Catacombe dei Cappuccini

Durante il suo Grand Tour, Guy de Maupassant ebbe modo di fermarsi qualche tempo anche a Palermo, diventando un vero estimatore delle tante bellezze artistiche del capoluogo siculo. Fra i luoghi che più apprezzò ci fu il cinquecentesco Convento dei Cappuccini, situato nel quartiere Cuba e annesso alla Chiesa di Santa Maria della Pace. Lo scrittore francese raccontò di essere rimasto impressionato dallo spettacolo macabro nel sotterraneo del convento: qui si trovano infatti le famose catacombe, con migliaia di cadaveri esposti – si dice siano circa 8.000 – in gallerie scavate alla fine del ‘500 in stile gotico, a formare un ampio cimitero sotterraneo.

Per scoprire questa Palermo “underground” basta prenotare una visita al Convento dei Cappuccini. Percorrere i lunghi corridoi delle catacombe è un viaggio nell’Ade: le mummie sono disposte in piedi o coricate, vestite di tutto punto, divise per sesso e categoria sociale. Prelati, ufficiali dell’esercito, commercianti, borghesi nei loro vestiti “buoni”, giovani donne vergini con il loro abito da sposa, intere famiglie e purtroppo anche molti bambini e infanti. Lo spettacolo della vita che va in scena nel regno dei morti.

Abbazia di Fossanova

Priverno, Annus Domini 1208. Nella campagna attorno a questo piccolo vicus in provincia di Latina, in quell’anno sorgeva la monumentale Abbazia di Fossanova, uno dei primi esempi di architettura gotico-cistercense in Italia e uno dei meglio conservati. Per costruirla ci vollero ben 45 anni, partendo dai resti di un preesistente monastero benedettino datato al VI secolo, a sua volta eretto nelle vicinanze di una villa romana del I secolo a.C., ancora visibile davanti alla chiesa.

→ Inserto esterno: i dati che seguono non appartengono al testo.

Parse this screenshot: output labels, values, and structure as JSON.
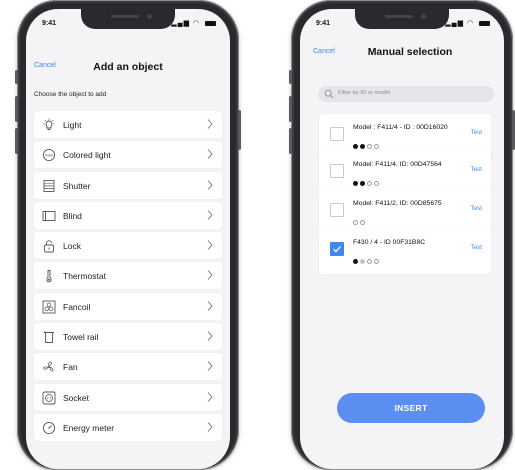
{
  "status_bar": {
    "time": "9:41",
    "signal_icon": "signal-icon",
    "wifi_icon": "wifi-icon",
    "battery_icon": "battery-icon"
  },
  "add_object_screen": {
    "cancel_label": "Cancel",
    "title": "Add an object",
    "subtitle": "Choose the object to add",
    "items": [
      {
        "label": "Light",
        "icon": "bulb-icon"
      },
      {
        "label": "Colored light",
        "icon": "rgb-icon"
      },
      {
        "label": "Shutter",
        "icon": "shutter-icon"
      },
      {
        "label": "Blind",
        "icon": "blind-icon"
      },
      {
        "label": "Lock",
        "icon": "lock-icon"
      },
      {
        "label": "Thermostat",
        "icon": "thermometer-icon"
      },
      {
        "label": "Fancoil",
        "icon": "fancoil-icon"
      },
      {
        "label": "Towel rail",
        "icon": "towel-rail-icon"
      },
      {
        "label": "Fan",
        "icon": "fan-icon"
      },
      {
        "label": "Socket",
        "icon": "socket-icon"
      },
      {
        "label": "Energy meter",
        "icon": "meter-icon"
      }
    ]
  },
  "manual_selection_screen": {
    "cancel_label": "Cancel",
    "title": "Manual selection",
    "search_placeholder": "Filter by ID or model",
    "devices": [
      {
        "name": "Model : F411/4 - ID : 00D16020",
        "dots": [
          "filled",
          "filled",
          "empty",
          "empty"
        ],
        "checked": false,
        "test_label": "Test"
      },
      {
        "name": "Model: F411/4, ID: 00D47564",
        "dots": [
          "filled",
          "filled",
          "empty",
          "empty"
        ],
        "checked": false,
        "test_label": "Test"
      },
      {
        "name": "Model: F411/2, ID: 00D85675",
        "dots": [
          "empty",
          "empty"
        ],
        "checked": false,
        "test_label": "Test"
      },
      {
        "name": "F430 / 4 - ID 00F31B8C",
        "dots": [
          "filled",
          "grey",
          "empty",
          "empty"
        ],
        "checked": true,
        "test_label": "Test"
      }
    ],
    "insert_label": "INSERT"
  },
  "colors": {
    "accent": "#3d86f4",
    "button": "#5b8ef0",
    "screen_bg": "#f4f4f6"
  }
}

L’intero impianto ruota attorno al chiostro, fulcro della vita monastica di un tempo ma anche della comunità di frati minori conventuali che oggi ancora vi risiedono. Da qui si accede a refettorio, dormitorio, cucina e “shop” dei prodotti realizzati dai monaci, oltre che alla Chiesa di Santa Maria, dove si notano il magnifico rosone della facciata, il tiburio e i capitelli finemente scolpiti.

Abbazia di Montecassino

Le tre tastiere e le 5200 canne dell’organo settecentesco dell’Abbazia di Montecassino funzionano perfettamente, come fossero nuove, tanto quanto le 82 sedute intarsiate del coro ligneo poste attorno all’altare centrale. E questo grazie alla meticolosa opera di restauro che ha interessato tutto l’immenso complesso edilizio, raso al suolo dai bombardamenti degli Alleati nel 1944.

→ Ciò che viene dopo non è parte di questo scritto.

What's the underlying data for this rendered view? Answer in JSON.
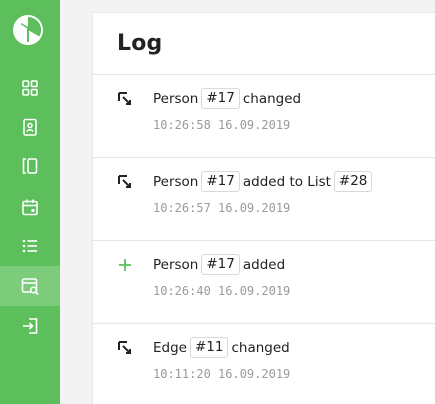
{
  "colors": {
    "sidebar": "#5cbf5c",
    "sidebar_active": "#7ccc7c",
    "add_icon": "#5cbf5c"
  },
  "sidebar": {
    "items": [
      {
        "icon": "dashboard-grid-icon"
      },
      {
        "icon": "person-card-icon"
      },
      {
        "icon": "edges-brackets-icon"
      },
      {
        "icon": "calendar-icon"
      },
      {
        "icon": "list-icon"
      },
      {
        "icon": "log-icon",
        "active": true
      },
      {
        "icon": "logout-icon"
      }
    ]
  },
  "log": {
    "title": "Log",
    "entries": [
      {
        "icon": "edit-arrow-icon",
        "entity": "Person",
        "entity_id": "#17",
        "action": "changed",
        "target": "",
        "target_id": "",
        "timestamp": "10:26:58 16.09.2019"
      },
      {
        "icon": "edit-arrow-icon",
        "entity": "Person",
        "entity_id": "#17",
        "action": "added to List",
        "target": "",
        "target_id": "#28",
        "timestamp": "10:26:57 16.09.2019"
      },
      {
        "icon": "plus-icon",
        "entity": "Person",
        "entity_id": "#17",
        "action": "added",
        "target": "",
        "target_id": "",
        "timestamp": "10:26:40 16.09.2019"
      },
      {
        "icon": "edit-arrow-icon",
        "entity": "Edge",
        "entity_id": "#11",
        "action": "changed",
        "target": "",
        "target_id": "",
        "timestamp": "10:11:20 16.09.2019"
      }
    ]
  }
}
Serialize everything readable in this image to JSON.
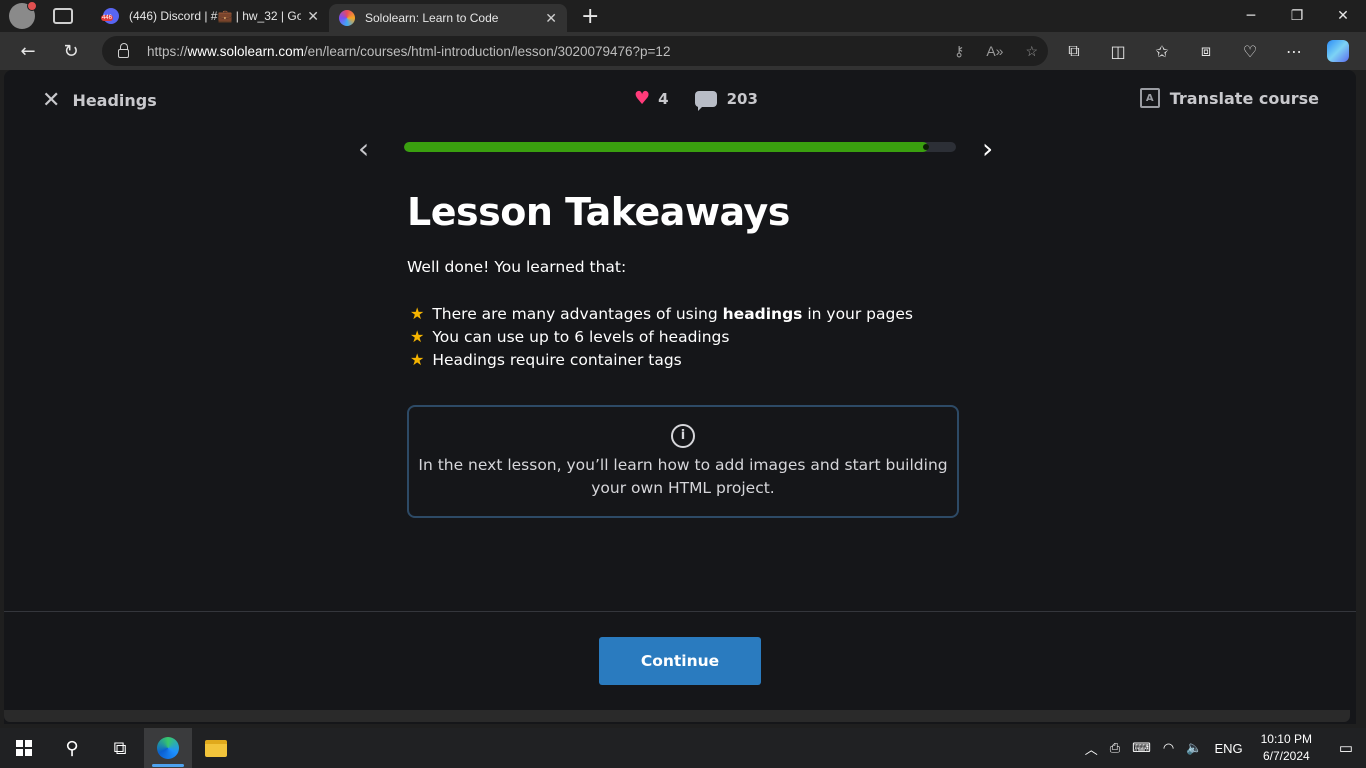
{
  "browser": {
    "tabs": [
      {
        "title": "(446) Discord | #💼 | hw_32 | Goa",
        "active": false
      },
      {
        "title": "Sololearn: Learn to Code",
        "active": true
      }
    ],
    "url_prefix": "https://",
    "url_host": "www.sololearn.com",
    "url_path": "/en/learn/courses/html-introduction/lesson/3020079476?p=12"
  },
  "lesson": {
    "close_label": "Headings",
    "hearts": "4",
    "comments": "203",
    "translate_label": "Translate course",
    "progress_fraction": 0.95,
    "title": "Lesson Takeaways",
    "intro": "Well done! You learned that:",
    "takeaways": [
      {
        "pre": "There are many advantages of using ",
        "bold": "headings",
        "post": " in your pages"
      },
      {
        "pre": "You can use up to 6 levels of headings",
        "bold": "",
        "post": ""
      },
      {
        "pre": "Headings require container tags",
        "bold": "",
        "post": ""
      }
    ],
    "info_line1": "In the next lesson, you’ll learn how to add images and start building",
    "info_line2": "your own HTML project.",
    "continue_label": "Continue"
  },
  "taskbar": {
    "language": "ENG",
    "time": "10:10 PM",
    "date": "6/7/2024"
  },
  "colors": {
    "progress": "#3aa00f",
    "continue_button": "#2a7bbf",
    "heart": "#ff3b7a",
    "star": "#f5b400"
  }
}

Un luogo che nei suoi 1500 anni di vita è stato duramente colpito più e più volte, per esempio nel 570 dal saccheggio dei Longobardi e nell’883 da quello dei Saraceni. Eppure, ogni volta, la prima abbazia fondata da San Benedetto nel 529 è risorta dalle proprie ceneri, arrivando a noi intatta nella sua bellezza architettonica, oggi custode di un immenso patrimonio di antichissimi manoscritti, codici miniati, incunaboli, paramenti liturgici, oreficerie sacre e persino di opere pittoriche di Sandro Botticelli, Luca Giordano e Pietro Annigoni.

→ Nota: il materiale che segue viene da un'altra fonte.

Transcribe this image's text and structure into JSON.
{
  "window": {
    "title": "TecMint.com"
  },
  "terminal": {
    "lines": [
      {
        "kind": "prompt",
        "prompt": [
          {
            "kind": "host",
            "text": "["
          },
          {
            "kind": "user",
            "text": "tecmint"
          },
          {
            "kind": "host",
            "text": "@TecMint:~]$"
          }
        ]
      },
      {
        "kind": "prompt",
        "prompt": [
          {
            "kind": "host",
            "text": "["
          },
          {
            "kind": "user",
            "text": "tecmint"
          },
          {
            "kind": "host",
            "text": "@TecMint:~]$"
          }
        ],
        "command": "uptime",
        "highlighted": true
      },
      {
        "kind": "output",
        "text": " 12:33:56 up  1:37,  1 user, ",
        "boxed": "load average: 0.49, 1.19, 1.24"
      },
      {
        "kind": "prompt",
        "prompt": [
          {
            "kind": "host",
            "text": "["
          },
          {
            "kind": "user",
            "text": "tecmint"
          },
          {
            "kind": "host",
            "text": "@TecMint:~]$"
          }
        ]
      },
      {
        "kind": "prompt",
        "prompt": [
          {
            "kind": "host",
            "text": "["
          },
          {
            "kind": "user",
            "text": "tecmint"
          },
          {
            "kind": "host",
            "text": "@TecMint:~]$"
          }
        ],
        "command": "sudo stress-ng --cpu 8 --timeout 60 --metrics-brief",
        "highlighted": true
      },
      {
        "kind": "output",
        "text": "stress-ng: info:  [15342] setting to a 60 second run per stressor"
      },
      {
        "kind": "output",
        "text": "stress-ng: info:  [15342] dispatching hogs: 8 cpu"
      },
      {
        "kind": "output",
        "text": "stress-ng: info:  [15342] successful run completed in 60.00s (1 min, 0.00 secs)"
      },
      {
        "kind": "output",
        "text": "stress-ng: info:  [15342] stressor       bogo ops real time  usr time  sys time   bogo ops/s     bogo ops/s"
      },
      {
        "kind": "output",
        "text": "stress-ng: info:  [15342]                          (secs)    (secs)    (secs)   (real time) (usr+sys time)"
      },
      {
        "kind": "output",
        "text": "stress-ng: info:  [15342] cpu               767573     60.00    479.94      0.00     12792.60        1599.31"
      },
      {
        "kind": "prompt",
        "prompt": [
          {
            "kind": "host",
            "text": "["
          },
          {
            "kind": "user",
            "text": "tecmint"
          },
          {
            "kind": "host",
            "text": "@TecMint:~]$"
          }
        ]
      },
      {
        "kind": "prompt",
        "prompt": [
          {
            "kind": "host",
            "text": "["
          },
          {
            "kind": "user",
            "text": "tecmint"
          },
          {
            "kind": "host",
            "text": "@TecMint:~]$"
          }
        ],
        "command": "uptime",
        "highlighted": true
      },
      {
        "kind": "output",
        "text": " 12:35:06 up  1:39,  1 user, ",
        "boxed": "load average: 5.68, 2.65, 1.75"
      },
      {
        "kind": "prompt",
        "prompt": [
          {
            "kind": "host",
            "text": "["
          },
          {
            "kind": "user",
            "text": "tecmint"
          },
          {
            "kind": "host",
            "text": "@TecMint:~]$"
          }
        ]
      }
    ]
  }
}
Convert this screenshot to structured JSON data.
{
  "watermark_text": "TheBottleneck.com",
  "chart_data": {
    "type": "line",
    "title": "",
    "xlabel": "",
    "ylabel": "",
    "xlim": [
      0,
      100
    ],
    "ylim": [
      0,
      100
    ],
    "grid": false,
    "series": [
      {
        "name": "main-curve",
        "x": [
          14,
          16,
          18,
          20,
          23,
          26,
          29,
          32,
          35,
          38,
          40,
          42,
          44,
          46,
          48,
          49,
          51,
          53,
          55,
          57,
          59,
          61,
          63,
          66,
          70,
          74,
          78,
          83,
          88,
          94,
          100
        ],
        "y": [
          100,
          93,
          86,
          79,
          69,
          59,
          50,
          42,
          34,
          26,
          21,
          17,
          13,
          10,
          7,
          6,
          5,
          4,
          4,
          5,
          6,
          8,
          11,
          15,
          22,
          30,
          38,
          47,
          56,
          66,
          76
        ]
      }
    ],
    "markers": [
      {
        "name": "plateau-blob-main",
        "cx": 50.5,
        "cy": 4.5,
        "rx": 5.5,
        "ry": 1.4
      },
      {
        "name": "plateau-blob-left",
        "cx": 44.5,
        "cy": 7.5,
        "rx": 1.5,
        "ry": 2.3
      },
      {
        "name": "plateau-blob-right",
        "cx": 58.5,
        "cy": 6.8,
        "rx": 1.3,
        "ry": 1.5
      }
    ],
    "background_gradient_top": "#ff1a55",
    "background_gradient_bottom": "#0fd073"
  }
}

Tesori portati in dono da duchi, principi, re, imperatori e pontefici, poi messi in salvo dalle truppe tedesche poco prima dell’attacco aereo, che per settimane li trasportarono in Vaticano in gran segreto, e infine riportati qui al termine del restauro. Una storia travagliata quanto ricca di colpi di scena, consacrata alla Regola benedettina dell’”Ora et labora”, e poi riconsacrata nel 1964 da Papa Paolo VI con queste parole: “Pace a questa casa e a tutti quelli che ne hanno dimora. Qui la pace troviamo, come invidiato tesoro nella sua più sicura custodia”.